Je l’ai dessinée pour la première fois en 1995, dans mes cahiers d’école. J’avais 14 ans. À l’époque, j’étais victime de harcèlement scolaire. Quand rien ne semblait fonctionner, j’ai eu envie de créer un personnage à l’inverse de moi. Adèle m’a aidé à affronter les violences dont j’étais victime, de par son caractère, sa façon de réagir aux choses, son humour. J’ai pu observer la situation d’une autre manière. C’est pour ça qu’elle s’est construite avec ce caractère très affirmé qu’on lui connaît aujourd’hui. Je vois Adèle comme le cri d’un enfant qui avait besoin d’exister et de traverser la violence des autres. C’est ce qu’elle incarne pour moi.
Que pouvez-vous nous dire de votre collaboration avec la dessinatrice Diane Le Feyer ?

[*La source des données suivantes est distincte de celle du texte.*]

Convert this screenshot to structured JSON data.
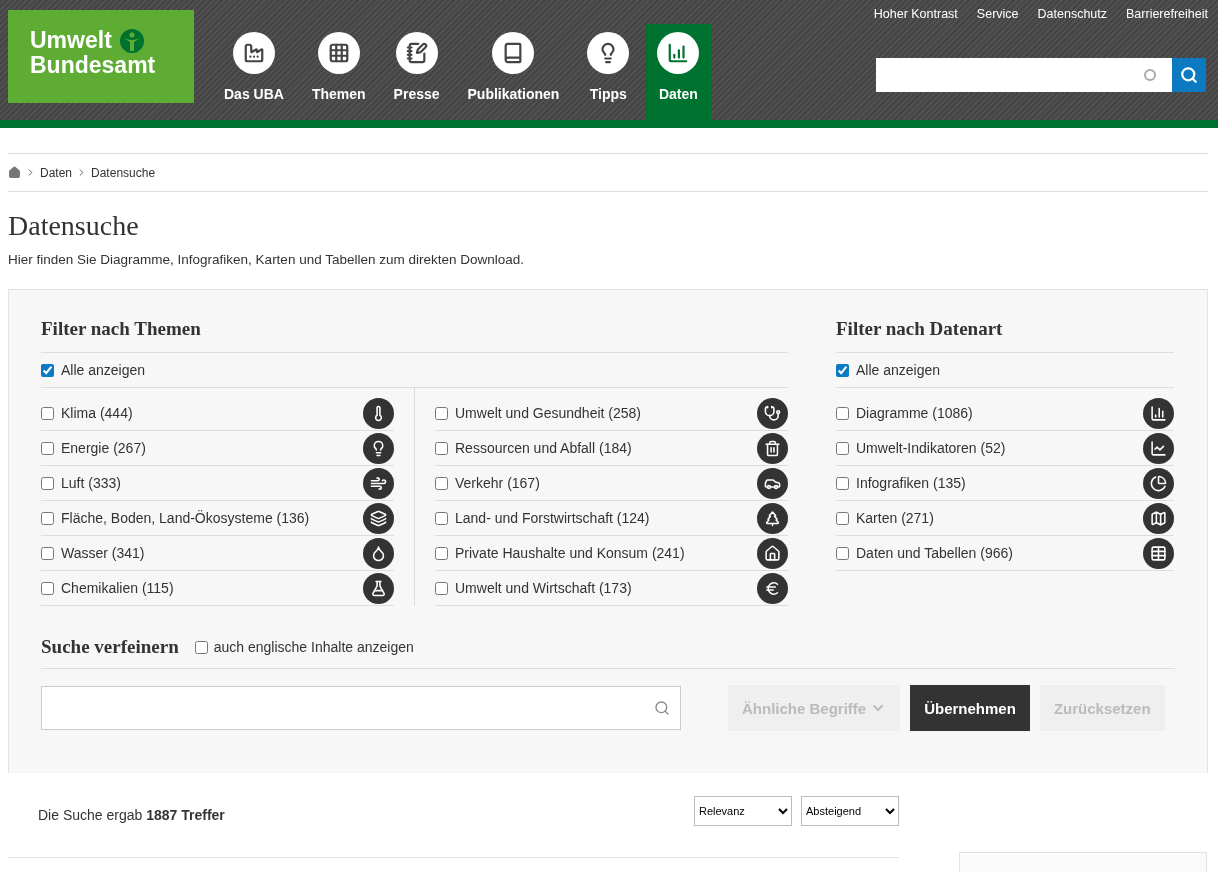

Mortelle Adèle est née en librairie en 2012 avec Miss Prickly à l’illustration. On a partagé cette aventure sur les sept premiers tomes. Puis elle a souhaité explorer d’autres choses, car c’est une série qui demande beaucoup de temps et d’investissement. L’éditeur m’a proposé de discuter du projet avec Diane Le Feyer. Je ne la connaissais pas encore et on est rapidement devenus très proches. On l’a su assez vite, il y avait comme une forme d’évidence. Diane et moi avons le même âge, on a suivi les mêmes dessins animés, on a regardé les mêmes programmes. L’émulation qui existe autour de Mortelle Adèle est aussi due à cette proximité que l’on partage.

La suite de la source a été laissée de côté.